Mart Last
Mart Last

Reputation: 13

Which is the quickest of prime generating algorithms?

I was working on an algorithm in Java to find all primes up to a certain number. It was supposed to be an improvement of an earlier method of doing so, which was the following:

public static int[] generatePrimesUpTo(int max)
{
    int[] primes = new int[max];
    primes[0]=2;
    int p = 1;
    for (int i=3;i<max;i+=2)
    {
        if (isPrime(i))
        {
            primes[p]=i;
            p+=1;
        }
    }
    return primes;  
}

public static boolean isPrime(int a)
{
    for (int i=3;i<((int)Math.sqrt(a)+1);i+=2)
    {
        if (a%i==0)
            return false;
    }
    return true;
}

Which just checks for a number N wether or not it is divisible by a smaller number, starting at 2 and ending at sqrt(N).

Now the new approach was to divide N only by smaller prime numbers which the algorithm had found earlier. I thought it would speed up the process quite a lot since it would have to do a lot less calculations.
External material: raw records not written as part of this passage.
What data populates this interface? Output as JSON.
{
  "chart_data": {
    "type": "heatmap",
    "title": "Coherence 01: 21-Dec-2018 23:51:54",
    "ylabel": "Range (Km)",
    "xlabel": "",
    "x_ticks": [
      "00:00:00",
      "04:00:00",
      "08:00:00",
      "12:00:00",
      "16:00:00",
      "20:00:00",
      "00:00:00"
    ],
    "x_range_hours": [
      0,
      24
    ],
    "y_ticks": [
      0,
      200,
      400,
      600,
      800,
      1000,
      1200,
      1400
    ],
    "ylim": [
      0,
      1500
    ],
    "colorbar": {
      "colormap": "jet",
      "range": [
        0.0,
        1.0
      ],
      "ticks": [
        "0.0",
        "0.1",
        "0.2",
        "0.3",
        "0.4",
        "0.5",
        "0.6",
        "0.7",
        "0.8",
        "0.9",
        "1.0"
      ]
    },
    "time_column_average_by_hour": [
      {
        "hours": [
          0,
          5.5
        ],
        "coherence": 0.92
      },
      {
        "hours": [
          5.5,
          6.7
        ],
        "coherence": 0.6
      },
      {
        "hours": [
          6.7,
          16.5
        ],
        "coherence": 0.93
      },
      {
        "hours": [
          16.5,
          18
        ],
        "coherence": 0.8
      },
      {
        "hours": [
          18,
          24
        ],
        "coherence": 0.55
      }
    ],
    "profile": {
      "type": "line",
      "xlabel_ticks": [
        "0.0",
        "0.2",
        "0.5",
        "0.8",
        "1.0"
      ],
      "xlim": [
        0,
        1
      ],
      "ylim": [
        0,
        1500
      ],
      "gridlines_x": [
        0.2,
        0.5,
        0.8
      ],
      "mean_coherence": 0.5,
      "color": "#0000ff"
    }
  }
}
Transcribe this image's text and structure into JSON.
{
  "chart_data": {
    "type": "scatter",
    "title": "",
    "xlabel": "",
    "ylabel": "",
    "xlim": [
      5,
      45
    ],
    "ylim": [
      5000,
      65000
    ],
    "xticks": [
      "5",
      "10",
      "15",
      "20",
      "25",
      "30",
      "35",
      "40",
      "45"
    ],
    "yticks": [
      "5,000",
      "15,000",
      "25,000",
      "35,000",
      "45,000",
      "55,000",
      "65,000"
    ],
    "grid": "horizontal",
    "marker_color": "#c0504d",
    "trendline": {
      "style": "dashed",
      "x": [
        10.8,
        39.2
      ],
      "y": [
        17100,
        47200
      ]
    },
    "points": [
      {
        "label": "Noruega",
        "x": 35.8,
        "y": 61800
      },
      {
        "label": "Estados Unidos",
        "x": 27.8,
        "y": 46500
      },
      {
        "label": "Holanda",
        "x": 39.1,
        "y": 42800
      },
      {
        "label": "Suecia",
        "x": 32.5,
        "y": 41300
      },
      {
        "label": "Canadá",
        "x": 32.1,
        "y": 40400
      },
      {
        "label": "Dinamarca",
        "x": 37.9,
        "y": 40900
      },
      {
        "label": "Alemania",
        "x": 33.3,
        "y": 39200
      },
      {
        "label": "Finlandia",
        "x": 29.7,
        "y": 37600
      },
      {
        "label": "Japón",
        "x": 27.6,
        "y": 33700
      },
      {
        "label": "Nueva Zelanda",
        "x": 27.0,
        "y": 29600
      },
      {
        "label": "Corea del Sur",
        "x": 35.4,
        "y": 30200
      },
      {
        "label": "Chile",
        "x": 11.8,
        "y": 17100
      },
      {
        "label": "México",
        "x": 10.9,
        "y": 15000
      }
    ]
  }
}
public static int[] generatePrimes(int num)
{
    int[] primes = new int[num];
    int p = 3;
    primes[0] = 2;
    primes[1] = 3;
    primes[2] = 5;
    boolean prime;
    for (int i=7;i<num;i+=2)
    {
        prime = true;
        for (int j=0;primes[j+1]<(Math.sqrt(i)+1);j++)
        {
            if (i%primes[j]==0)
            {
                prime = false;
                break;
            }
        }
        if (prime)
        {
            primes[p]=i;
            p++;
        }
    }
    return primes;
}

However, there seems to be almost no difference in speed for Nmax = 10^7. For Nmax = 10^8 the new one was 20% faster, but my computer was more active during the calculation of the old one and I tried 10^8 only once.

Could anyone tell me about why this new approach isn't that much faster? Or what I could do to improve the algorithm more?

Thanks in advance!

Upvotes: 1

Views: 55

Answers (2)

Douglas Zare
Douglas Zare

Reputation: 3316

Your second algorithm is faster. I don't know why you only saw a 20% improvement. Here are the results of my tests, with separate implementations:

10^6:
First:  00:00:01.0553813   67240405 steps
Second: 00:00:00.2416291   13927398 steps
Sieve:  00:00:00.0269685    3122044 steps

10^7:
First:  00:00:26.4524301 1741210134 steps
Second: 00:00:04.6647486  286144934 steps
Sieve:  00:00:00.3011046   32850047 steps

10^8:
First:  00:12:00.8986644 46474124250 steps
Second: 00:01:43.1543445  6320928466 steps
Sieve:  00:00:03.6146328   342570200 steps

The last algorithm was the Sieve of Eratosthenes which is a much better algorithm. I implemented all of these in C# for one processor, with the first two based on your code with minor changes like testing primes[j]*primes[j] <= i.

The implementation of the Sieve of Eratosthenes I used was pretty basic,

Boolean[] definitelyComposite = new Boolean[max]; // initialized automatically to false
int p = 0;
for (long i = 2; i < max; i++)
{
    numSteps++;
    if (!definitelyComposite[i])
    {
        primes[p] = i;
        p++;
        for (long j = i * i; j < max; j += i)
        {
            numSteps++;
            definitelyComposite[j] = true;
        }
    }
}

and it could be improved. For example, except for when i is 2, I could have used j+= 2*i in the loop.

Upvotes: 0

gnasher729
gnasher729

Reputation: 52538

You should think about whether there isn't a method to find all primes in a range that is much faster than checking each prime individually. For example, you will check many numbers whether they are divisible by 73. But the fact is, that you can much faster determine all the numbers divisible by 73 (they are 73, 2*73, 3*73, 4*73 etc.).

By the way: You calculate Math.sqrt (j) in each single iteration of the loop. Moving that calculation outside the loop might make your code considerably faster.